The Xinhua news agency's China Economic Information Service released a think tank report on Sept. 9 that identifies four trends shaping how artificial intelligence is applied in industry, presenting them as an opening for the transformation of China's traditional manufacturing base. The report, titled Intelligent Transformation: Toward a New Human Industrial Civilization, was released at the 2026 Global Industrial Internet Conference in Shenyang, where Xinhua correspondents Li Yujia and Zou Mingzhong filed the story. Its stated subject is the revitalization of Northeast China's industry.

The findings reached readers through a single wire story. Xinhua's copy went live on news.cn and xinhuanet.com two seconds apart at 22:12 on Sept. 9, then reappeared on Sept. 10 at 00:52 on china.com.cn, at 09:05 on Zhejiang Online, and at 10:18 on Qiushi. Those are the same text under different mastheads, so the four trends rest on one originating report rather than on independent reporting by separate outlets.

The first trend describes a move from scattered pilots to enterprise-level operations. Leading manufacturers no longer confine AI to optimizing a single process; they use it to rebuild the operating system that connects research and development, planning, production, quality, logistics and the supply chain. The supporting figures are that as of 2025, analytical AI accounted for about 62 percent of lighthouse factory solutions, while generative AI had climbed to roughly 23 percent. Those shares describe lighthouse factories, the sites held up as benchmarks, and measure the leading edge of adoption rather than the typical plant.

The second trend names physical AI, systems that can perceive, act on and change the physical world, as the next competitive focus. The report argues these systems carry more long-term productivity gain than digital-only tools and are a route to easing labor shortages.

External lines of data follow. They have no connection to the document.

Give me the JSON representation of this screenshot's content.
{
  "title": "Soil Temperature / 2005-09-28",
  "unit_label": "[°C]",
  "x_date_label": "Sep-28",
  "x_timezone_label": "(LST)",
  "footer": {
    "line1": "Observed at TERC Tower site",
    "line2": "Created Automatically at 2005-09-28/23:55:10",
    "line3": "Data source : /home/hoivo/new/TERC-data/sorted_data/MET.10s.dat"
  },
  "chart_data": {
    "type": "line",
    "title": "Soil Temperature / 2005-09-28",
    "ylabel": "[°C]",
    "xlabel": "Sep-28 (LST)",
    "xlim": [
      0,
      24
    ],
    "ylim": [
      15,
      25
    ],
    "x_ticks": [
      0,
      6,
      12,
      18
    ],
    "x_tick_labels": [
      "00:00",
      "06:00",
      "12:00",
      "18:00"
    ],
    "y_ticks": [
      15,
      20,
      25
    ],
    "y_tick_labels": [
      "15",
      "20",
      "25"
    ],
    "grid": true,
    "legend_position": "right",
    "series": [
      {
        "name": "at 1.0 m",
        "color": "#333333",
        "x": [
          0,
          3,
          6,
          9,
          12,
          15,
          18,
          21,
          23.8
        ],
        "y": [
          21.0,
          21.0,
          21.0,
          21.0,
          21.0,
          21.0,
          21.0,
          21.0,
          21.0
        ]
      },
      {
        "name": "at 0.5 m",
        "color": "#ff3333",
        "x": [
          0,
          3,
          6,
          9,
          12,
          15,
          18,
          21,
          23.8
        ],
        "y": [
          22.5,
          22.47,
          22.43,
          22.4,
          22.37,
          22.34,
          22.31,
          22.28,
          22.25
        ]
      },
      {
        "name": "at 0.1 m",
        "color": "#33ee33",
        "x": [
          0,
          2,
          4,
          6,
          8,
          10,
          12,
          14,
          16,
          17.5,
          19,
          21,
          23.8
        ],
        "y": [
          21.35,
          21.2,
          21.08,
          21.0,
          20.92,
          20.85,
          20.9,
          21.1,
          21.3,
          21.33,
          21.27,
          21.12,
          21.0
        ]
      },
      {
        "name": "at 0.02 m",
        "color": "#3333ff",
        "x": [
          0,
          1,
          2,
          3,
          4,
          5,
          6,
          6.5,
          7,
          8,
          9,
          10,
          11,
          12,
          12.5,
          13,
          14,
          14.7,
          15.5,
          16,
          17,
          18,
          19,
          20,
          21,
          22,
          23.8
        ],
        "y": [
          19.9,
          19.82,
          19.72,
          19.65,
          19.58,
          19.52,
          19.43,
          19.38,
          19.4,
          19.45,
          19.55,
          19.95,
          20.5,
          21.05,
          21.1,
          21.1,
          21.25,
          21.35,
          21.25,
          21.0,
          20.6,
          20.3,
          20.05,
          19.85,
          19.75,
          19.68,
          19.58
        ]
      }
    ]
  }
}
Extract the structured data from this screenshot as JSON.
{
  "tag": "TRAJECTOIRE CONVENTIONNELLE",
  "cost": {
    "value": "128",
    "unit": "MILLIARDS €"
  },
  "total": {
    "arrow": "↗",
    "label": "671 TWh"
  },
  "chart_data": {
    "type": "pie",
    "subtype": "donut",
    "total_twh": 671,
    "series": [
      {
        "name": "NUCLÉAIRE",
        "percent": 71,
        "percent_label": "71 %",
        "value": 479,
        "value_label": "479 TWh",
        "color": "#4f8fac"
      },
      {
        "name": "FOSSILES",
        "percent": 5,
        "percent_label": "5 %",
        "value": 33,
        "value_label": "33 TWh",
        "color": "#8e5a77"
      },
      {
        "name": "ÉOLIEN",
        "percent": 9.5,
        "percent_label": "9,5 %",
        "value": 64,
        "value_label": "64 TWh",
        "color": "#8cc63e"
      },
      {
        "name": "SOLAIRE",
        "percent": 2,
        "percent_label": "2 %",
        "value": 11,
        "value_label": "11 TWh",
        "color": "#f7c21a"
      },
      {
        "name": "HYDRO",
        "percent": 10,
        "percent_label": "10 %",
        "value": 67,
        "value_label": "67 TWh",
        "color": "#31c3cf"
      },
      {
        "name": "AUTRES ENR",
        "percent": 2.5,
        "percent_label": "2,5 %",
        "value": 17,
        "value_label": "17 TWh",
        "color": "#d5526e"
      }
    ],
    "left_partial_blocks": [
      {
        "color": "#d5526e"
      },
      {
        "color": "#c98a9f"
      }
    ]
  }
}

The third trend concerns architecture: industrial intelligence is moving from cloud-hosted large models toward systems that coordinate the cloud with on-site operations. The report places the binding constraint in data and semantics rather than in model availability, a shift from the framing of recent years, so the open questions are whether equipment data can be captured in real time and whether an output can be returned safely to a production line.

The fourth trend is divergence. Manufacturing firms' use of AI has risen, unevenly across industries, while the frontier investment that pushes model capability forward is concentrating among companies with the capital to fund it. The report presents this as a double split between broader use on one side and narrower control over the direction of the technology on the other.

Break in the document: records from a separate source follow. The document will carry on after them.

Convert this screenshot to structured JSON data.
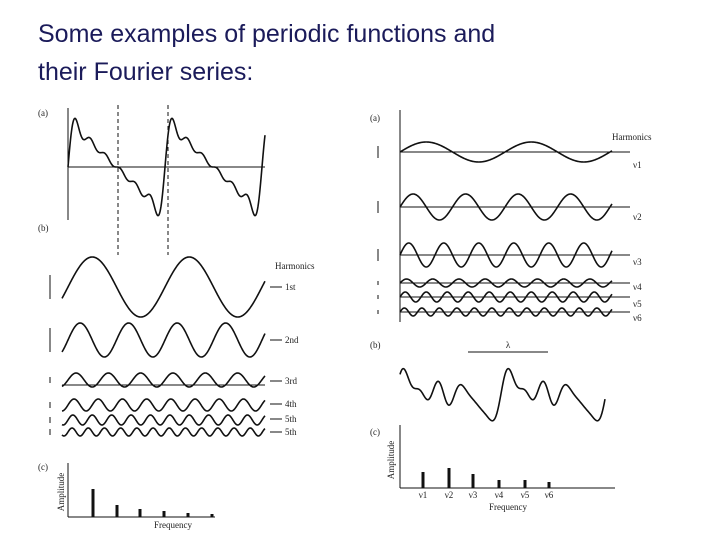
{
  "title": {
    "line1": "Some examples of periodic functions and",
    "line2": "their Fourier series:"
  },
  "left_figure": {
    "panel_a_label": "(a)",
    "panel_b_label": "(b)",
    "harmonics_heading": "Harmonics",
    "harmonics": [
      "1st",
      "2nd",
      "3rd",
      "4th",
      "5th",
      "5th"
    ],
    "panel_c_label": "(c)",
    "y_axis_label": "Amplitude",
    "x_axis_label": "Frequency"
  },
  "right_figure": {
    "panel_a_label": "(a)",
    "harmonics_heading": "Harmonics",
    "harmonics": [
      "ν1",
      "ν2",
      "ν3",
      "ν4",
      "ν5",
      "ν6"
    ],
    "panel_b_label": "(b)",
    "wavelength_label": "λ",
    "panel_c_label": "(c)",
    "y_axis_label": "Amplitude",
    "frequency_labels": [
      "ν1",
      "ν2",
      "ν3",
      "ν4",
      "ν5",
      "ν6"
    ],
    "x_axis_label": "Frequency"
  }
}
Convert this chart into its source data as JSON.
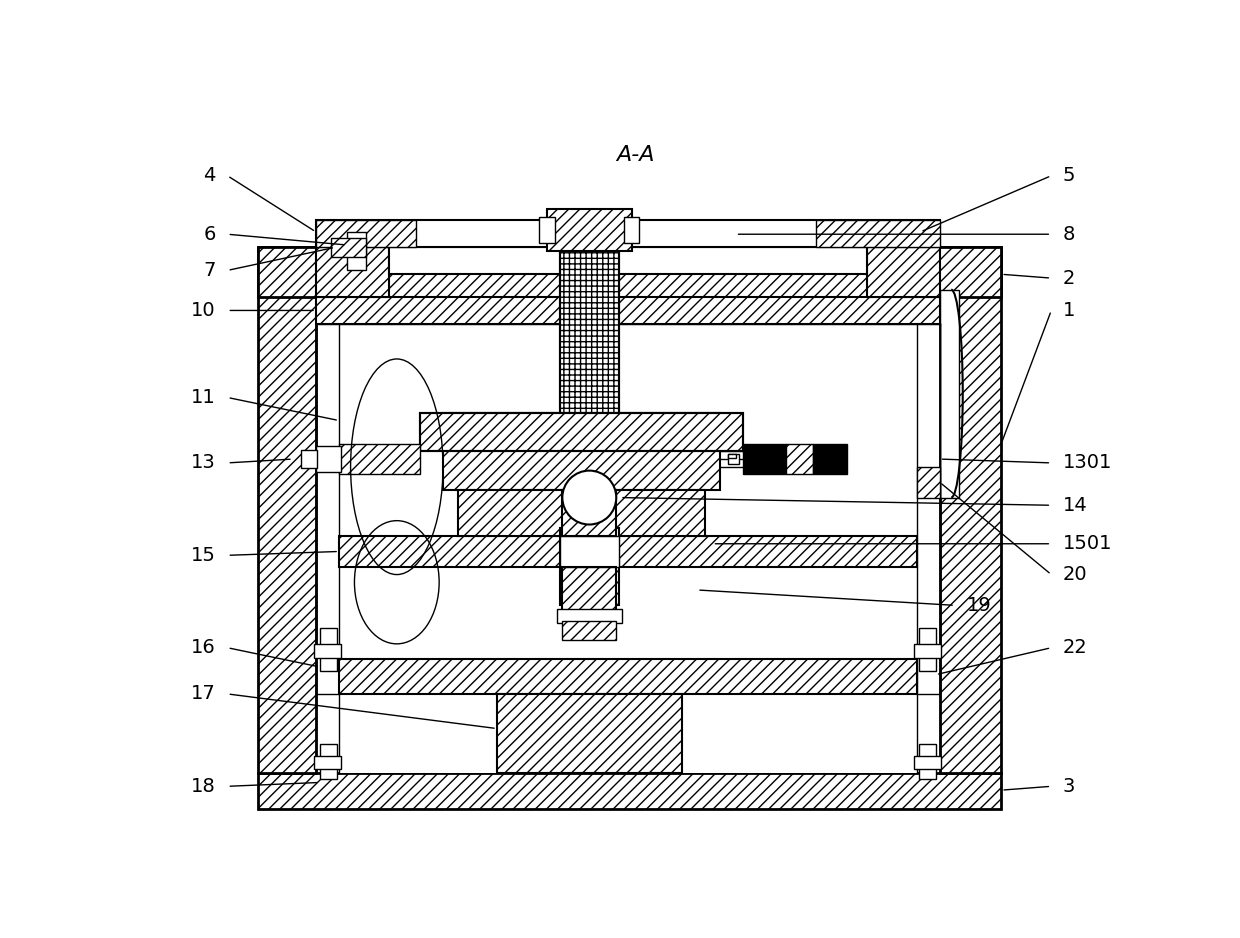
{
  "title": "A-A",
  "background": "#ffffff",
  "line_color": "#000000",
  "label_fontsize": 14,
  "title_fontsize": 16,
  "fig_width": 12.4,
  "fig_height": 9.38,
  "dpi": 100
}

Set against earlier commentary on industrial AI, the notable element is the assertion that adoption has left the pilot stage. Prior framings treated the question as whether a factory had a model at all. This report treats that question as settled and moves the difficulty downstream. It does not disclose how the per-industry divergence was measured, and no manufacturer named in the circulated text has responded to its conclusions.

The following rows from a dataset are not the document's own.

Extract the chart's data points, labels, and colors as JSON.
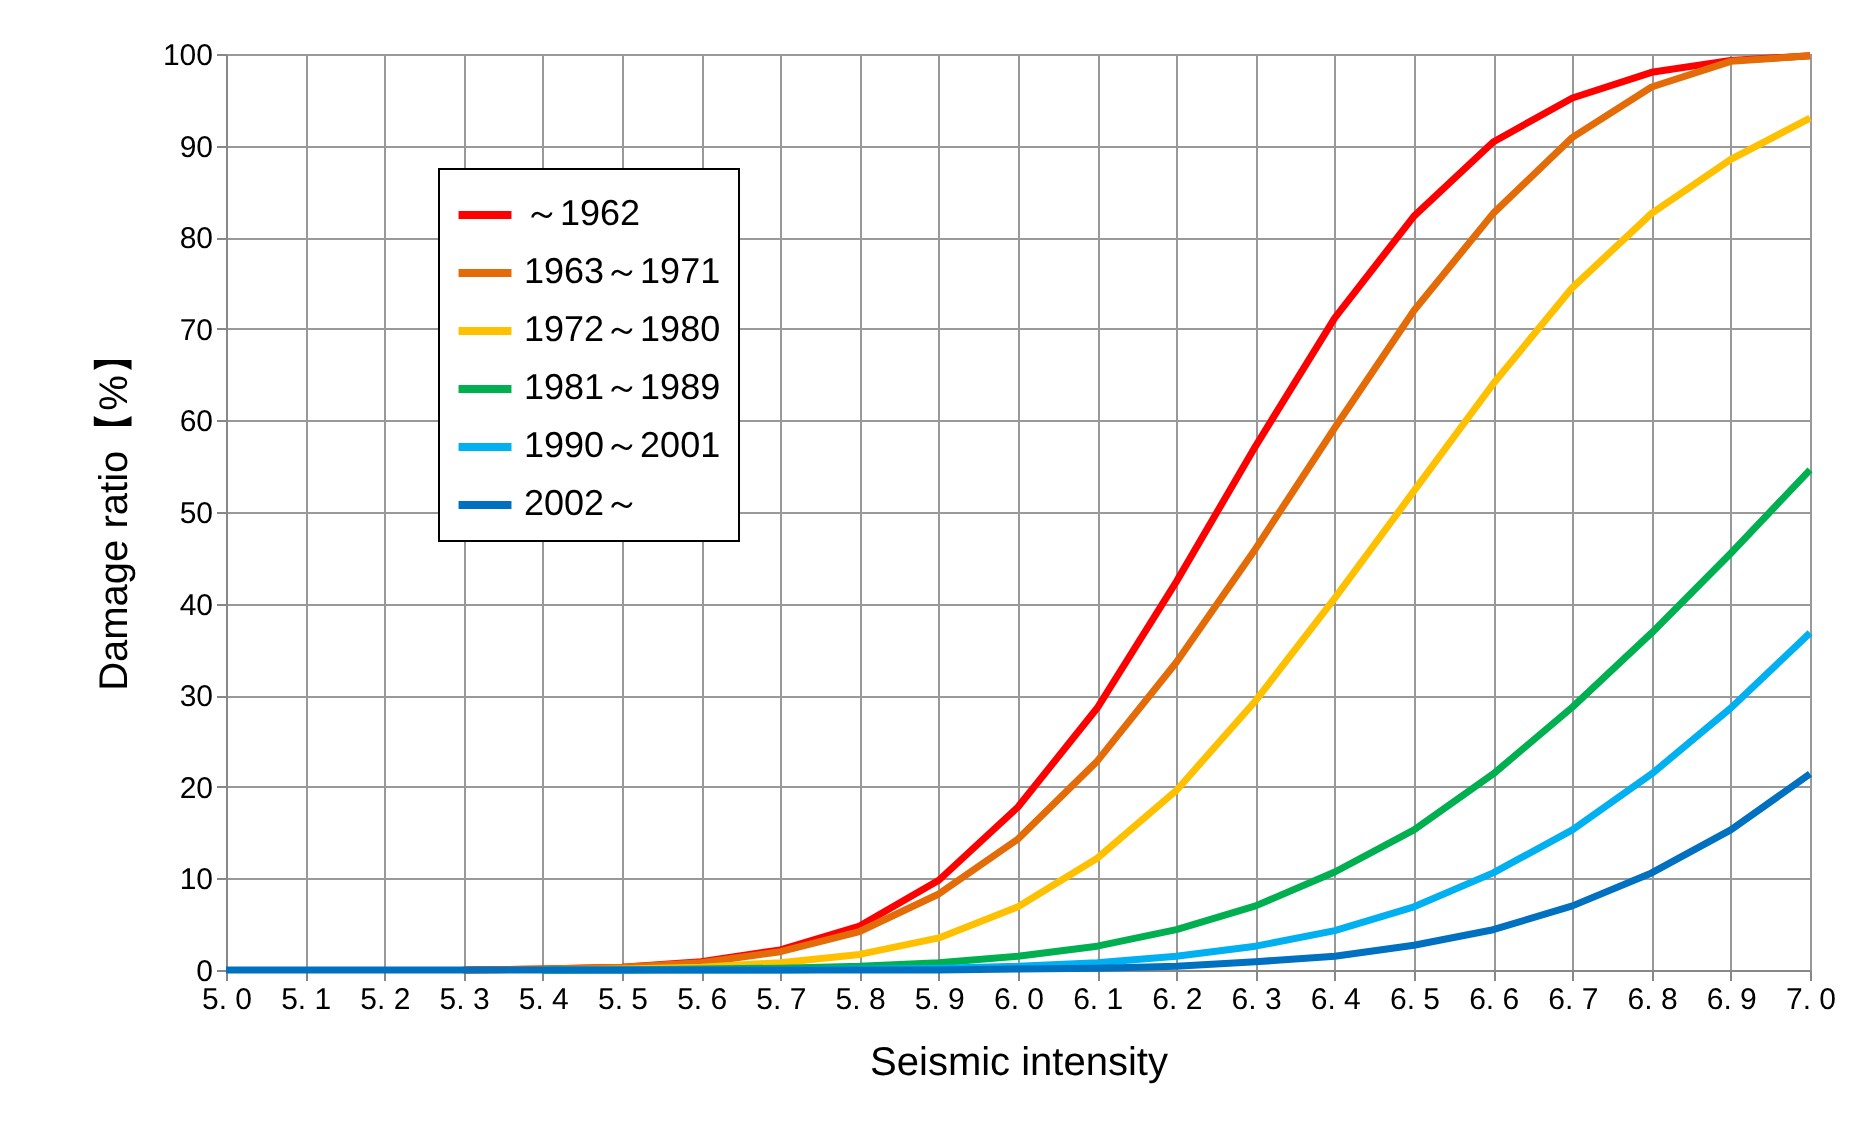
{
  "chart_data": {
    "type": "line",
    "xlabel": "Seismic intensity",
    "ylabel": "Damage ratio【%】",
    "categories": [
      "5. 0",
      "5. 1",
      "5. 2",
      "5. 3",
      "5. 4",
      "5. 5",
      "5. 6",
      "5. 7",
      "5. 8",
      "5. 9",
      "6. 0",
      "6. 1",
      "6. 2",
      "6. 3",
      "6. 4",
      "6. 5",
      "6. 6",
      "6. 7",
      "6. 8",
      "6. 9",
      "7. 0"
    ],
    "ylim": [
      0,
      100
    ],
    "yticks": [
      0,
      10,
      20,
      30,
      40,
      50,
      60,
      70,
      80,
      90,
      100
    ],
    "grid": true,
    "legend": "top left",
    "marker": "none",
    "line_style": "solid",
    "series": [
      {
        "name": "～1962",
        "color": "#ff0000",
        "values": [
          null,
          null,
          null,
          0,
          0.1,
          0.3,
          0.9,
          2.2,
          4.8,
          9.8,
          17.8,
          28.6,
          42.4,
          57.2,
          71.2,
          82.3,
          90.4,
          95.2,
          98.0,
          99.3,
          99.8
        ]
      },
      {
        "name": "1963～1971",
        "color": "#e36c09",
        "values": [
          null,
          null,
          null,
          0,
          0.1,
          0.3,
          0.8,
          2.0,
          4.2,
          8.3,
          14.3,
          22.8,
          33.6,
          46.0,
          59.2,
          72.0,
          82.6,
          90.9,
          96.4,
          99.2,
          99.8
        ]
      },
      {
        "name": "1972～1980",
        "color": "#ffc000",
        "values": [
          null,
          null,
          null,
          null,
          0,
          0.1,
          0.3,
          0.8,
          1.7,
          3.5,
          6.9,
          12.2,
          19.6,
          29.4,
          40.6,
          52.3,
          64.0,
          74.5,
          82.6,
          88.5,
          93.0
        ]
      },
      {
        "name": "1981～1989",
        "color": "#00b050",
        "values": [
          null,
          null,
          null,
          null,
          0,
          0,
          0.1,
          0.2,
          0.4,
          0.8,
          1.5,
          2.6,
          4.4,
          7.0,
          10.7,
          15.3,
          21.4,
          28.7,
          36.8,
          45.5,
          54.6
        ]
      },
      {
        "name": "1990～2001",
        "color": "#00b0f0",
        "values": [
          null,
          null,
          null,
          null,
          0,
          0,
          0,
          0,
          0.1,
          0.2,
          0.4,
          0.8,
          1.5,
          2.6,
          4.3,
          6.9,
          10.6,
          15.3,
          21.4,
          28.6,
          36.8
        ]
      },
      {
        "name": "2002～",
        "color": "#0070c0",
        "values": [
          0,
          0,
          0,
          0,
          0,
          0,
          0,
          0,
          0,
          0,
          0.1,
          0.2,
          0.4,
          0.9,
          1.5,
          2.7,
          4.4,
          7.0,
          10.6,
          15.3,
          21.4
        ]
      }
    ]
  }
}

The copies in circulation end mid-sentence, so the report's recommendations for the Northeast and any estimates attached to them are not visible. The indicators to watch are the generative AI share in the next lighthouse factory update, which would test whether the 23 percent figure keeps climbing, and whether later editions quantify how concentrated frontier investment has become.

Why it matters

A state think tank is now telling China's manufacturers that AI adoption has moved past the pilot stage, which sets the benchmark against which industrial AI spending and policy in the Northeast will be judged.